The ISP driver creates three sub-devices through the MFD (Multi-Function Device) framework: amd_isp_capture, amd_isp_i2c_designware, and amdisp-pinctrl. MFD has a helper called mfd_acpi_add_device() that tries to match each child to a specific ACPI node, and if no match info is provided, falls back to assigning the parent's ACPI companion via device_set_node(&pdev->dev, acpi_fwnode_handle(adev ?: parent)). That's fine when the parent is an actual ACPI-described device that the children belong to.

But here, the ISP's parent is the GPU, a PCI device. So all three camera sub-devices inherited the GPU's ACPI identity (GFX0/LNXVIDEO). This caused a cascade of issues: the ACPI video driver binding to ISP children and creating phantom "Video Bus" input devices, and the wrong modalias killing autoloading.

First attempt: modify MFD core

The obvious approach: don't assign ACPI companions in mfd_acpi_add_device() when the child has no acpi_match table. Built that, rebooted, got stuck at boot with pcie_mp2_amd complaining about "unknown laptop placement".

Turns out the AMD MP2 sensor hub also uses MFD without acpi_match, but it depends on inheriting the parent's ACPI companion. Touching MFD core broke it.

Second attempt: fix it in the ISP driver

Instead of modifying the shared MFD code, I temporarily hid the parent's firmware node right around the mfd_add_hotplug_devices() call:

fwnode = isp->parent->fwnode;
isp->parent->fwnode = NULL;

r = mfd_add_hotplug_devices(isp->parent, isp->isp_cell, 3);

isp->parent->fwnode = fwnode;

With no firmware node visible on the parent, mfd_acpi_add_device() returns early and the children keep their correct platform:amd_isp_capture modalias.

Built, rebooted. And immediately got another kernel oops. Great.

Problem 3: I2C controller crash

I booted back into 6.19 and pulled up the logs from the failed boot with journalctl -b -1 -k. The good news buried in there: the modalias fix had worked, amd_isp4_capture was autoloading.
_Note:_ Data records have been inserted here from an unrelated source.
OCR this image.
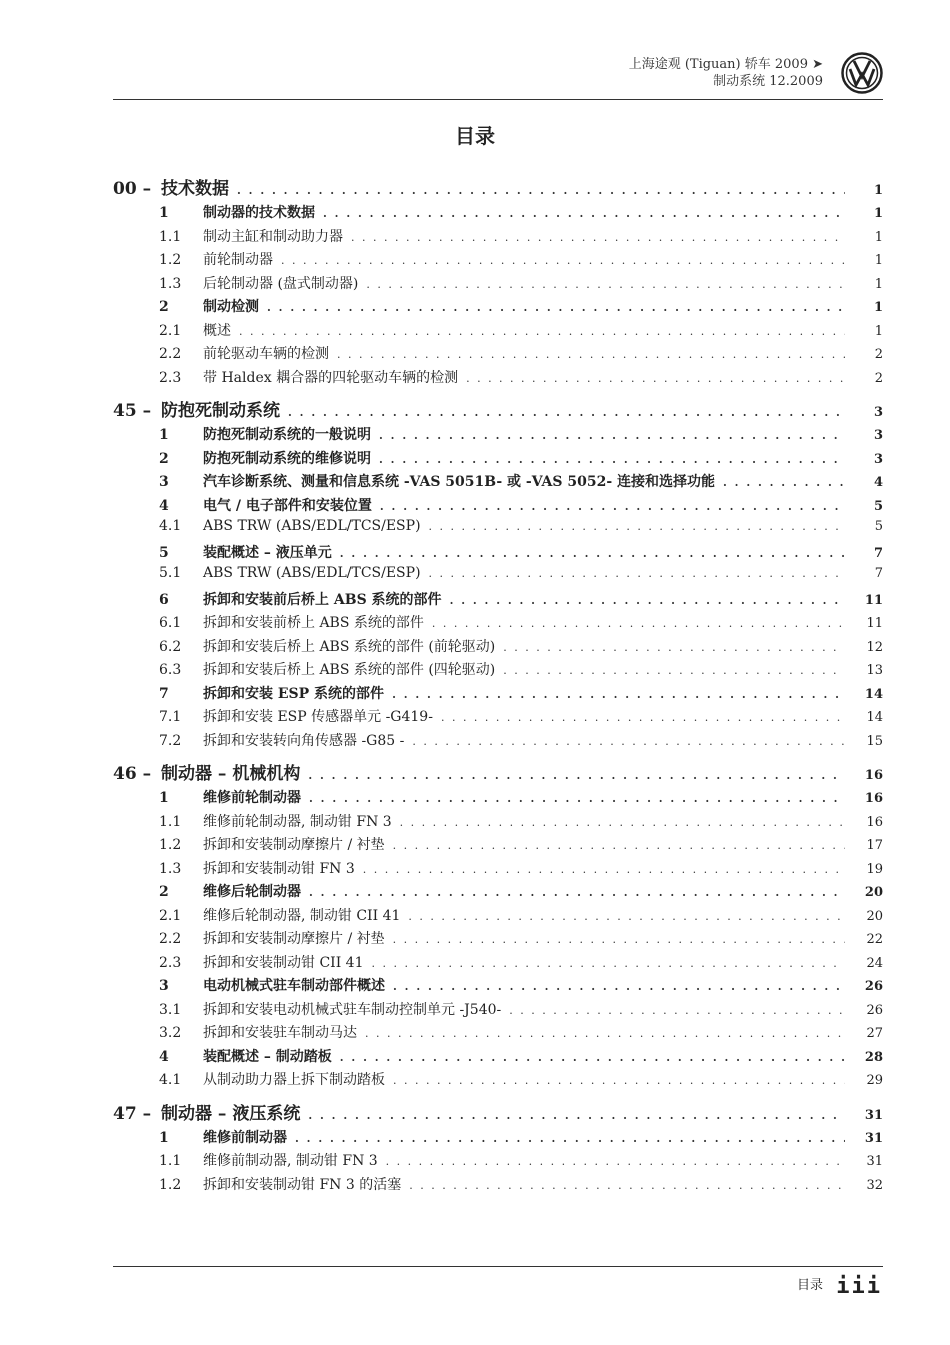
上海途观 (Tiguan) 轿车 2009 ➤
制动系统 12.2009
目录
00 – 技术数据 . . .	1
1	制动器的技术数据 . . .	1
1.1	制动主缸和制动助力器 . . .	1
1.2	前轮制动器 . . .	1
1.3	后轮制动器 (盘式制动器) . . .	1
2	制动检测 . . .	1
2.1	概述 . . .	1
2.2	前轮驱动车辆的检测 . . .	2
2.3	带 Haldex 耦合器的四轮驱动车辆的检测 . . .	2
45 – 防抱死制动系统 . . .	3
1	防抱死制动系统的一般说明 . . .	3
2	防抱死制动系统的维修说明 . . .	3
3	汽车诊断系统、测量和信息系统 -VAS 5051B- 或 -VAS 5052- 连接和选择功能 . . .	4
4	电气 / 电子部件和安装位置 . . .	5
4.1	ABS TRW (ABS/EDL/TCS/ESP) . . .	5
5	装配概述 – 液压单元 . . .	7
5.1	ABS TRW (ABS/EDL/TCS/ESP) . . .	7
6	拆卸和安装前后桥上 ABS 系统的部件 . . .	11
6.1	拆卸和安装前桥上 ABS 系统的部件 . . .	11
6.2	拆卸和安装后桥上 ABS 系统的部件 (前轮驱动) . . .	12
6.3	拆卸和安装后桥上 ABS 系统的部件 (四轮驱动) . . .	13
7	拆卸和安装 ESP 系统的部件 . . .	14
7.1	拆卸和安装 ESP 传感器单元 -G419- . . .	14
7.2	拆卸和安装转向角传感器 -G85 - . . .	15
46 – 制动器 – 机械机构 . . .	16
1	维修前轮制动器 . . .	16
1.1	维修前轮制动器, 制动钳 FN 3 . . .	16
1.2	拆卸和安装制动摩擦片 / 衬垫 . . .	17
1.3	拆卸和安装制动钳 FN 3 . . .	19
2	维修后轮制动器 . . .	20
2.1	维修后轮制动器, 制动钳 CII 41 . . .	20
2.2	拆卸和安装制动摩擦片 / 衬垫 . . .	22
2.3	拆卸和安装制动钳 CII 41 . . .	24
3	电动机械式驻车制动部件概述 . . .	26
3.1	拆卸和安装电动机械式驻车制动控制单元 -J540- . . .	26
3.2	拆卸和安装驻车制动马达 . . .	27
4	装配概述 – 制动踏板 . . .	28
4.1	从制动助力器上拆下制动踏板 . . .	29
47 – 制动器 – 液压系统 . . .	31
1	维修前制动器 . . .	31
1.1	维修前制动器, 制动钳 FN 3 . . .	31
1.2	拆卸和安装制动钳 FN 3 的活塞 . . .	32
目录 iii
The bad news was a fresh NULL pointer dereference right after:

BUG: kernel NULL pointer dereference, address: 0000000000000204
RIP: 0010:regmap_read+0x9/0x70

Call trace:

regmap_read
__i2c_dw_disable
i2c_dw_init
amd_isp_dw_i2c_plat_runtime_resume
genpd_runtime_resume
__rpm_callback
rpm_resume
__pm_runtime_resume
amd_isp_dw_i2c_plat_probe

Root cause

The I2C driver's probe function does this:

static int amd_isp_dw_i2c_plat_probe(struct platform_device *pdev)
{
    // ... setup ...

    pm_runtime_enable(&pdev->dev);
    pm_runtime_get_sync(&pdev->dev);       // triggers runtime resume!
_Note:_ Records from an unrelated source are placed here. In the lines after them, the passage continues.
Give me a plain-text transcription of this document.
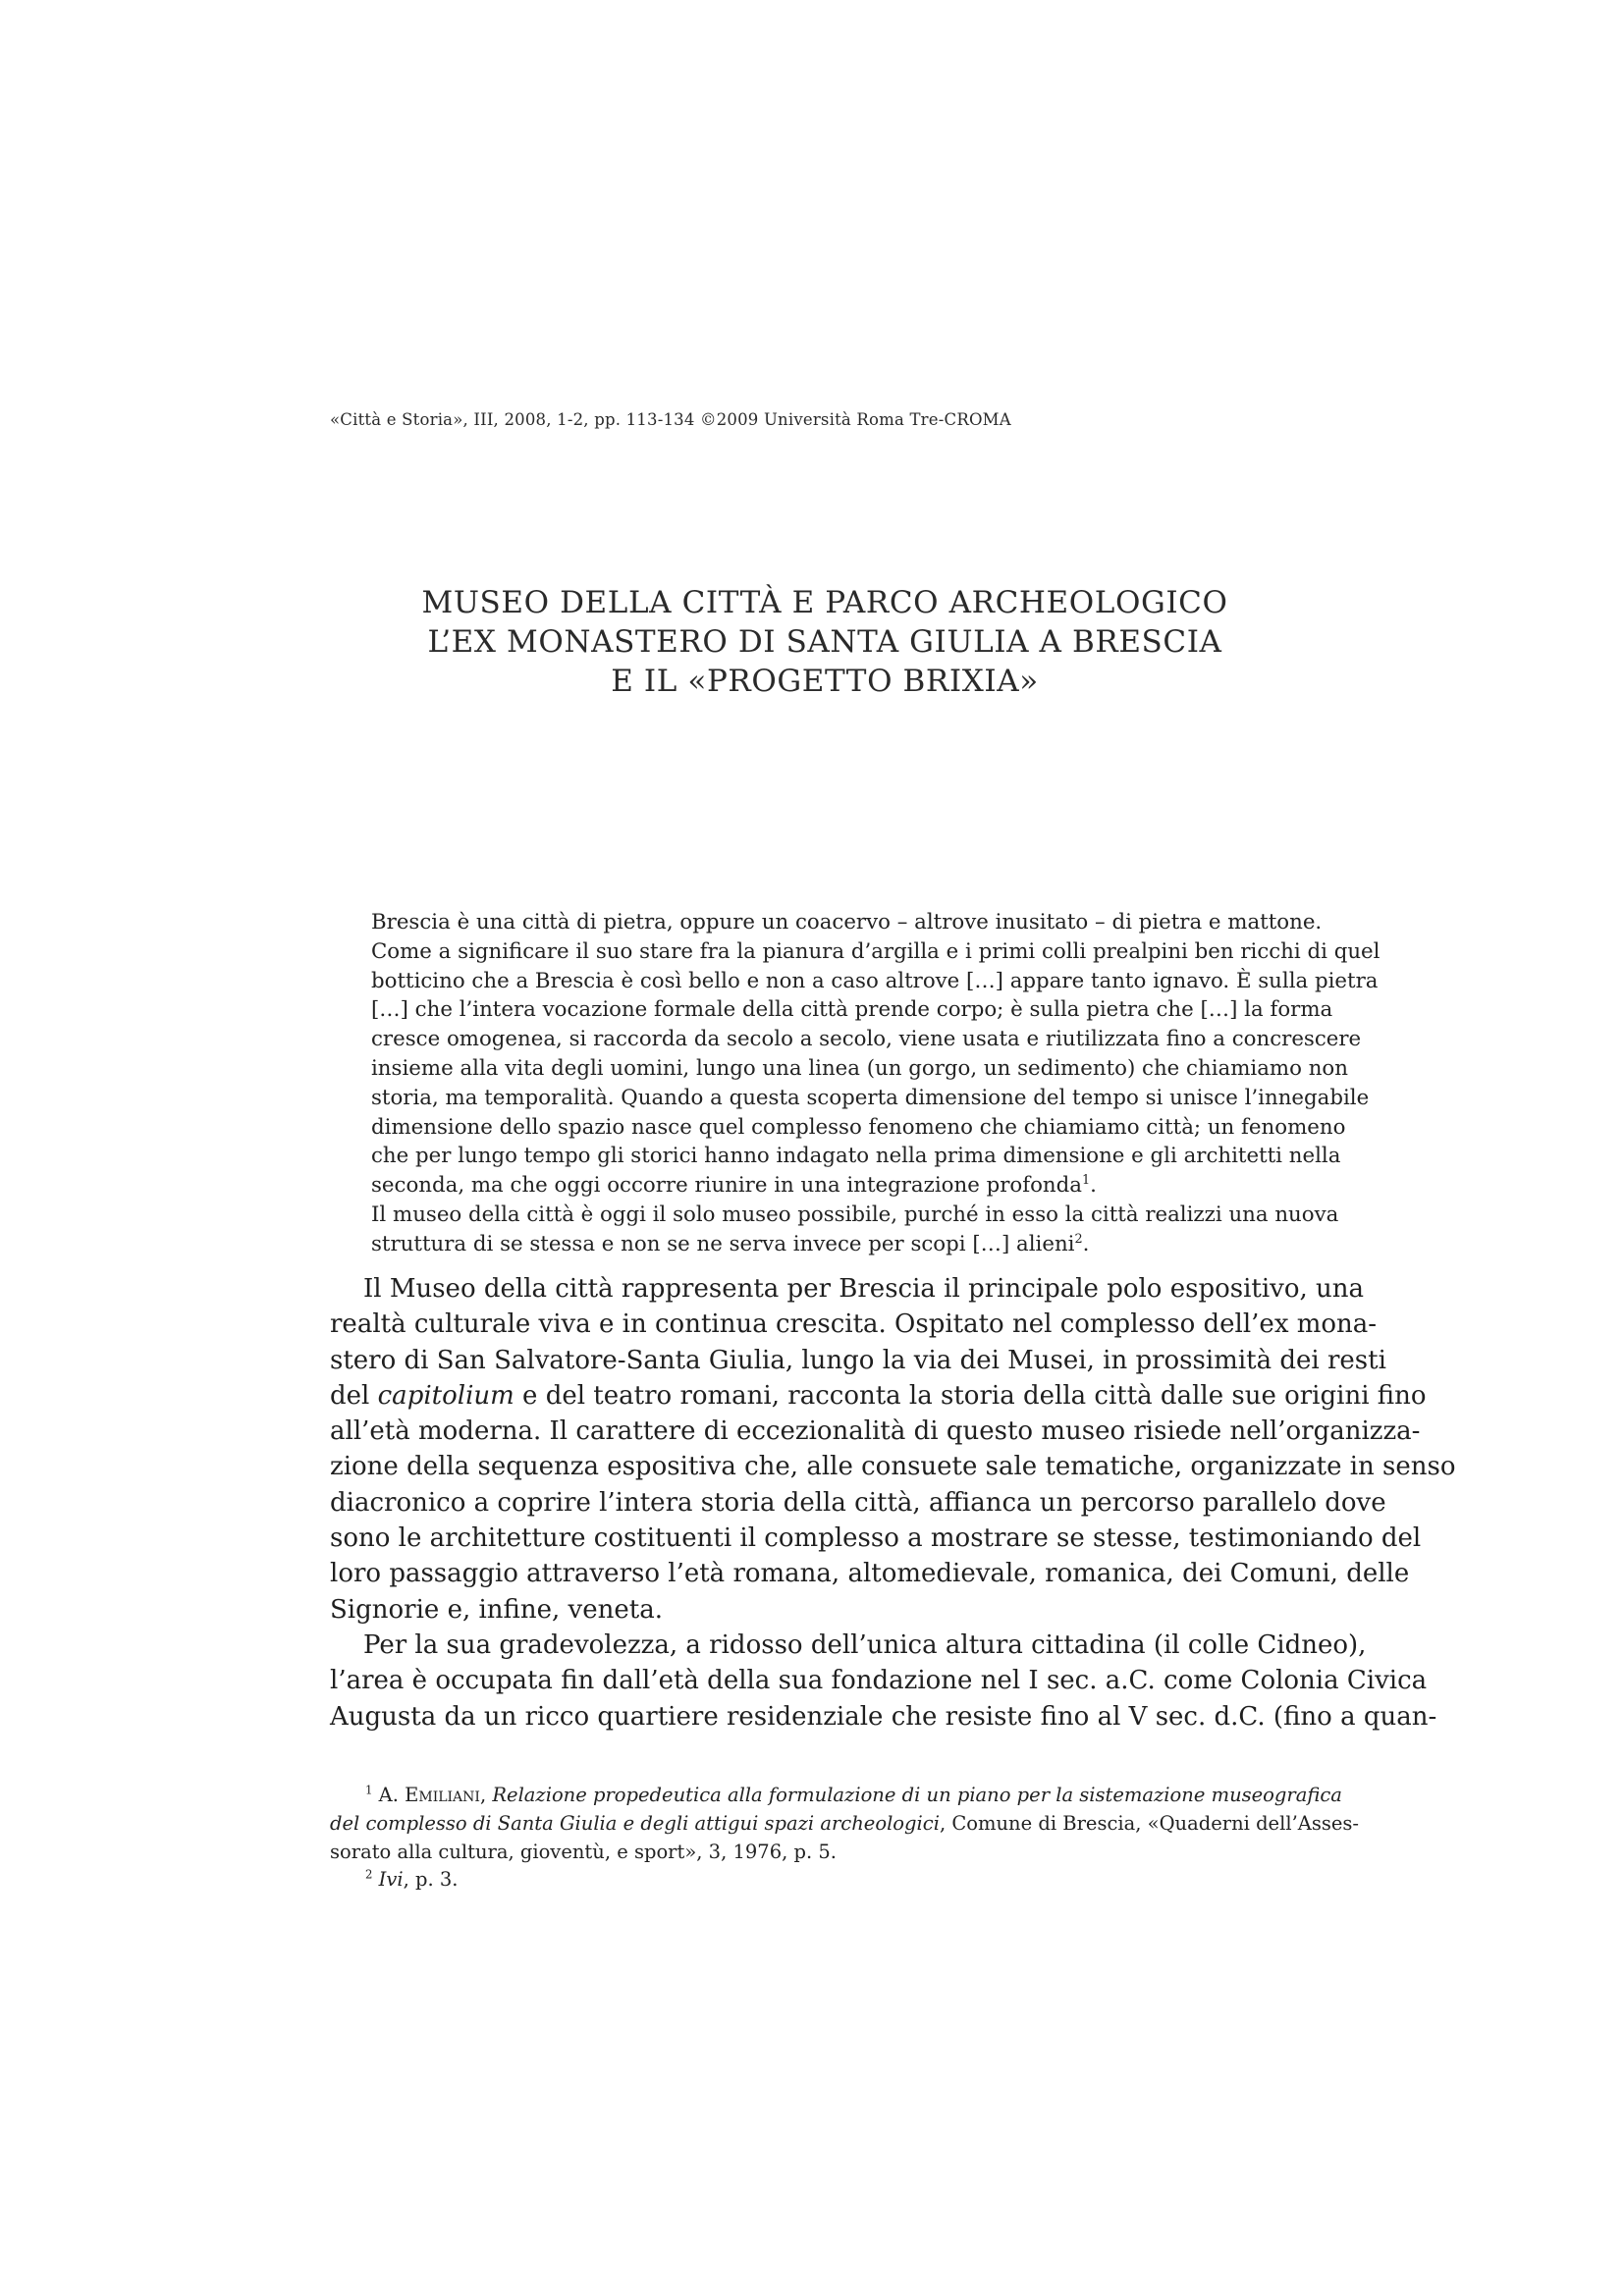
«Città e Storia», III, 2008, 1-2, pp. 113-134 ©2009 Università Roma Tre-CROMA
MUSEO DELLA CITTÀ E PARCO ARCHEOLOGICO
L’EX MONASTERO DI SANTA GIULIA A BRESCIA
E IL «PROGETTO BRIXIA»
Brescia è una città di pietra, oppure un coacervo – altrove inusitato – di pietra e mattone.
Come a significare il suo stare fra la pianura d’argilla e i primi colli prealpini ben ricchi di quel
botticino che a Brescia è così bello e non a caso altrove […] appare tanto ignavo. È sulla pietra
[…] che l’intera vocazione formale della città prende corpo; è sulla pietra che […] la forma
cresce omogenea, si raccorda da secolo a secolo, viene usata e riutilizzata fino a concrescere
insieme alla vita degli uomini, lungo una linea (un gorgo, un sedimento) che chiamiamo non
storia, ma temporalità. Quando a questa scoperta dimensione del tempo si unisce l’innegabile
dimensione dello spazio nasce quel complesso fenomeno che chiamiamo città; un fenomeno
che per lungo tempo gli storici hanno indagato nella prima dimensione e gli architetti nella
seconda, ma che oggi occorre riunire in una integrazione profonda$^1$.
Il museo della città è oggi il solo museo possibile, purché in esso la città realizzi una nuova
struttura di se stessa e non se ne serva invece per scopi […] alieni$^2$.
Il Museo della città rappresenta per Brescia il principale polo espositivo, una
realtà culturale viva e in continua crescita. Ospitato nel complesso dell’ex mona-
stero di San Salvatore-Santa Giulia, lungo la via dei Musei, in prossimità dei resti
del capitolium e del teatro romani, racconta la storia della città dalle sue origini fino
all’età moderna. Il carattere di eccezionalità di questo museo risiede nell’organizza-
zione della sequenza espositiva che, alle consuete sale tematiche, organizzate in senso
diacronico a coprire l’intera storia della città, affianca un percorso parallelo dove
sono le architetture costituenti il complesso a mostrare se stesse, testimoniando del
loro passaggio attraverso l’età romana, altomedievale, romanica, dei Comuni, delle
Signorie e, infine, veneta.
Per la sua gradevolezza, a ridosso dell’unica altura cittadina (il colle Cidneo),
l’area è occupata fin dall’età della sua fondazione nel I sec. a.C. come Colonia Civica
Augusta da un ricco quartiere residenziale che resiste fino al V sec. d.C. (fino a quan-
$^1$ A. Emiliani, Relazione propedeutica alla formulazione di un piano per la sistemazione museografica
del complesso di Santa Giulia e degli attigui spazi archeologici, Comune di Brescia, «Quaderni dell’Asses-
sorato alla cultura, gioventù, e sport», 3, 1976, p. 5.
$^2$ Ivi, p. 3.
    ret = i2c_dw_probe(isp_i2c_dev);       // regmap created here via i2c_dw_init_regmap()
}

pm_runtime_get_sync() immediately triggers a "resume", which calls amd_isp_dw_i2c_plat_runtime_resume(). That function calls i2c_dw_init(i_dev), which tries to access the I2C controller's register map. But the regmap doesn't exist yet, it gets created later in i2c_dw_probe() via i2c_dw_init_regmap(). The resume callback assumes the hardware has been fully initialized before, which is true after a real suspend, but not during the very first probe.

Fix: guard the resume path.

i2c_dw_prepare_clk(i_dev, true);

if (!i_dev->map)
    return 0;

i2c_dw_init(i_dev);

If the regmap hasn't been created yet, skip re-initialization. The real setup happens moments later in i2c_dw_probe() anyway.

The result

With all patches applied, the webcam works correctly on 7.0-rc2. Module autoloading, no crashes, s2idle suspend/resume all solid.

I'll admit, I was nervous posting these workarounds. I have little experience with kernel development and kept second-guessing whether I was making rookie mistakes. But the AMD developer investigating the bug on the GitLab issue responded, confirmed the cause, and is working on a proper upstream fix. Let's hope this lands in rc4.

I'm now running 7.0-rc2 as my daily driver. s2idle is excellent, and the NPU works beautifully with FastFlowLM.